Distributed Ledger Technology is revolutionizing the world because in today’s connected and integrated world, economic activity takes place in business networks that span national, geographie, and jurisdictional boundaries.
Business networks typically come together at marketplaces where the participants, such as producers, consumers, suppliers, partners, the market makers enablers, and other stakeholders own, control, and exercise their rights privileges, and entitlements on objects of value known as assets.
Assets can be tangible and physical, such as cars, homes, or strawberries, or intangible and virtual, such as deeds, patents, and stock certificates.
Asset ownership and transfers are the transactions that create value in a business network.
Transactions typically involve various participants like buyers, sellers, and intermediaries (such as banks, auditors, or notaries) whose business agreements and contracts are recorded in ledgers.
A business typically uses multiple ledgers to keep track of asset ownership and asset transfers between participants in its various lines of businesses.
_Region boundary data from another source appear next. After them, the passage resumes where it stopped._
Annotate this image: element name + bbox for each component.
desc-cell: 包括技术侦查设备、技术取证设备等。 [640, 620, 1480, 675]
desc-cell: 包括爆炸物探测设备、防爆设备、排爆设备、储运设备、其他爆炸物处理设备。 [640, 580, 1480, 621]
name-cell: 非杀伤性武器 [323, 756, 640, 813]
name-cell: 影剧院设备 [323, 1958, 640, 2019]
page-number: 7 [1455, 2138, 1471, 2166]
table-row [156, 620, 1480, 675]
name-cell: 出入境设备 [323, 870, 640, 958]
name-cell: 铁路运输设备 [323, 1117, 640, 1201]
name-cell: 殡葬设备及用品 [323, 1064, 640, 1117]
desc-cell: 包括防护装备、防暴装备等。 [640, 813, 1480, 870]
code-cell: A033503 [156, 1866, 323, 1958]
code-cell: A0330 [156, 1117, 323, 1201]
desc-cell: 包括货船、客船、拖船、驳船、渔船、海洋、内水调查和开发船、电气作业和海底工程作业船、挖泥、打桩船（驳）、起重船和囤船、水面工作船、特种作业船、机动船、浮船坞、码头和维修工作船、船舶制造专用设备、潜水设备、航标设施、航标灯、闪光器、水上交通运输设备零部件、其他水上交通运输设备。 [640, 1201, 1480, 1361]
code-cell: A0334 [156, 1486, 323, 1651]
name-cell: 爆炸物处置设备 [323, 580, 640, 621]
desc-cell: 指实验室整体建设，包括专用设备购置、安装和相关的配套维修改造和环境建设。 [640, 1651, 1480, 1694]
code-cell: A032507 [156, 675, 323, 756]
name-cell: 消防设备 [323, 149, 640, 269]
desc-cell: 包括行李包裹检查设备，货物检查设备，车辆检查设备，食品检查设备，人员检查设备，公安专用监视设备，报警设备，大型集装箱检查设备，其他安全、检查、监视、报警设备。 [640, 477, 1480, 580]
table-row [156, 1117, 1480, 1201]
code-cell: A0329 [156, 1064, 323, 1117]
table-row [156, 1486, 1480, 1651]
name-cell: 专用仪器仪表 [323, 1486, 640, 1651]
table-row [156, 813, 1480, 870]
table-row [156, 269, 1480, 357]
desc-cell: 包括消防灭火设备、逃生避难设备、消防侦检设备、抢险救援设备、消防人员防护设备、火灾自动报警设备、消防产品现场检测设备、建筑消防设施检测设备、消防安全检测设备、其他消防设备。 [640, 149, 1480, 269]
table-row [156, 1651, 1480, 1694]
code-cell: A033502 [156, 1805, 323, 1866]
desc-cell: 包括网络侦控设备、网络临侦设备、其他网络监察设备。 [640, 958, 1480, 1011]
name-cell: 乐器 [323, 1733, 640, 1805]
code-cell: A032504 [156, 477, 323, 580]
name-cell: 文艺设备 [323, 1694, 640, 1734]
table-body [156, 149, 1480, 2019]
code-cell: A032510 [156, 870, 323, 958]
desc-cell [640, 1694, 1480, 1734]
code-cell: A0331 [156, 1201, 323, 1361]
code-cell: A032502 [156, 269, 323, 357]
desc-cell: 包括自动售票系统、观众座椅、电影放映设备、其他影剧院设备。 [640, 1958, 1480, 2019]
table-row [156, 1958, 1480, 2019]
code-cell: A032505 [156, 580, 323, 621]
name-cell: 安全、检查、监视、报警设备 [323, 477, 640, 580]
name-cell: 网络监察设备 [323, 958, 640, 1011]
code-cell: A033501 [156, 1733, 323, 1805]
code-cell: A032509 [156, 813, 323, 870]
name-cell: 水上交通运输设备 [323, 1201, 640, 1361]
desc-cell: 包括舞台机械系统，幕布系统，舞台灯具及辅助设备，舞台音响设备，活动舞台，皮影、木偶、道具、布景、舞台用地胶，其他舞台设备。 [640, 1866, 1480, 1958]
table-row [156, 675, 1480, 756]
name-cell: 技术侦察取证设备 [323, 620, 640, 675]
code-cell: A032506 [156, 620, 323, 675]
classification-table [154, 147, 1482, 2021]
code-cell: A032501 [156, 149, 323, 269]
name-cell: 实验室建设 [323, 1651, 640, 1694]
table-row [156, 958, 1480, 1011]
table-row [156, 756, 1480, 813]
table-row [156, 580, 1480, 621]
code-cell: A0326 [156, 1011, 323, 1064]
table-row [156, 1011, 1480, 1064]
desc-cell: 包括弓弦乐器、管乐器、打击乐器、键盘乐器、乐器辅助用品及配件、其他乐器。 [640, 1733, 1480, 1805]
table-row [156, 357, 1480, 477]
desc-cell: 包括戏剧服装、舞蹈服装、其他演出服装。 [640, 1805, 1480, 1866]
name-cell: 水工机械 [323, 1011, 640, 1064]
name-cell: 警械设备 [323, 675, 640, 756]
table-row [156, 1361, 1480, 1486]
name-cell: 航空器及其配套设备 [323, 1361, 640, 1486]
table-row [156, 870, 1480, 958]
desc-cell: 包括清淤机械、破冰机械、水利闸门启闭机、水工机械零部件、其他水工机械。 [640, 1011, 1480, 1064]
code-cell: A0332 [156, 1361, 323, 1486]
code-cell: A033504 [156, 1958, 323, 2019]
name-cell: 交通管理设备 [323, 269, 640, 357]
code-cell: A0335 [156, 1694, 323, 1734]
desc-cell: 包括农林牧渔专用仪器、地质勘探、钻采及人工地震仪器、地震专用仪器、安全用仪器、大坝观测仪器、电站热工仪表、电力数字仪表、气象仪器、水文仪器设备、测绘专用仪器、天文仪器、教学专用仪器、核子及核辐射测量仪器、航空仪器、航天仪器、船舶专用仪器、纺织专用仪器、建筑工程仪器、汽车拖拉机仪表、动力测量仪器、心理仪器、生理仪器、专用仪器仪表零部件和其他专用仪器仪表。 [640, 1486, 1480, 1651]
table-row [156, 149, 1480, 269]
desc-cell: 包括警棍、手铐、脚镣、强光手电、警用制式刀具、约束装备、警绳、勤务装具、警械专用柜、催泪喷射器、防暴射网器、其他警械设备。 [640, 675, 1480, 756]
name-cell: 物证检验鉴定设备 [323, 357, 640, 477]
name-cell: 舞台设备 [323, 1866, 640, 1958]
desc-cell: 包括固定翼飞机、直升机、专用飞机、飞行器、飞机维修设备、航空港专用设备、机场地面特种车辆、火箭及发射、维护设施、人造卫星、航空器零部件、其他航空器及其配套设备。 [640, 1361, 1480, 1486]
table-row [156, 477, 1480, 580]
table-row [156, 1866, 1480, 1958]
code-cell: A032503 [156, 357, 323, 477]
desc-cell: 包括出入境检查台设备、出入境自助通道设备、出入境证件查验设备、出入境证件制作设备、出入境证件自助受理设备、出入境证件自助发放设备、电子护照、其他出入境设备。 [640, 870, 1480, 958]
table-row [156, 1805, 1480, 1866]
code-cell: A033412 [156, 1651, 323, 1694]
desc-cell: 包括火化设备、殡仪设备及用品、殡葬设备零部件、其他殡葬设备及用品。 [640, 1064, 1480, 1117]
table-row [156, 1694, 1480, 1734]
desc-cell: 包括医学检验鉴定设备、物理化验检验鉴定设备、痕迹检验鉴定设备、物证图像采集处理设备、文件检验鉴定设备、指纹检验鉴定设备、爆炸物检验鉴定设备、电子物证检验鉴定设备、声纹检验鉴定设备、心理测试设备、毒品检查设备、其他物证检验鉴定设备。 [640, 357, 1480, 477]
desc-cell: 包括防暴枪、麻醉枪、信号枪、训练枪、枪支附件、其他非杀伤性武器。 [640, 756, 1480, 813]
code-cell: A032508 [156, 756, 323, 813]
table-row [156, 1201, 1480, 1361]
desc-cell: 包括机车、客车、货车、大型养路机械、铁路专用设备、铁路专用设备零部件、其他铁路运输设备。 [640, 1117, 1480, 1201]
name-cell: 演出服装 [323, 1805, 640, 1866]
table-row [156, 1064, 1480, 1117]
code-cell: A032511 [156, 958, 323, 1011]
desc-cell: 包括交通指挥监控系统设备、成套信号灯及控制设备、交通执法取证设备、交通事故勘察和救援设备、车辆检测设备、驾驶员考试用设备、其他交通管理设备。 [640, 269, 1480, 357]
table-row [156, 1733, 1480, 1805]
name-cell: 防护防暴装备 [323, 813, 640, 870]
Ledgers are the systems of record for a business’s economic activities and interests. A distributed ledger is a type of database that is shared, replicated, and synchronized among the members of a decentralized network.
The distributed ledger records the transactions, such as the exchange of assets or data. among the participants in the network.
Participants in the network govern and agree by consensus on the updates to the records in the ledger.
No central authority or third-party mediator, such as a financial institution or clearinghouse, is involved.
Every record in the distributed ledger has a timestamp and unique cryptographic signature, thus, making the ledger auditable immutable history of all transactions in the network.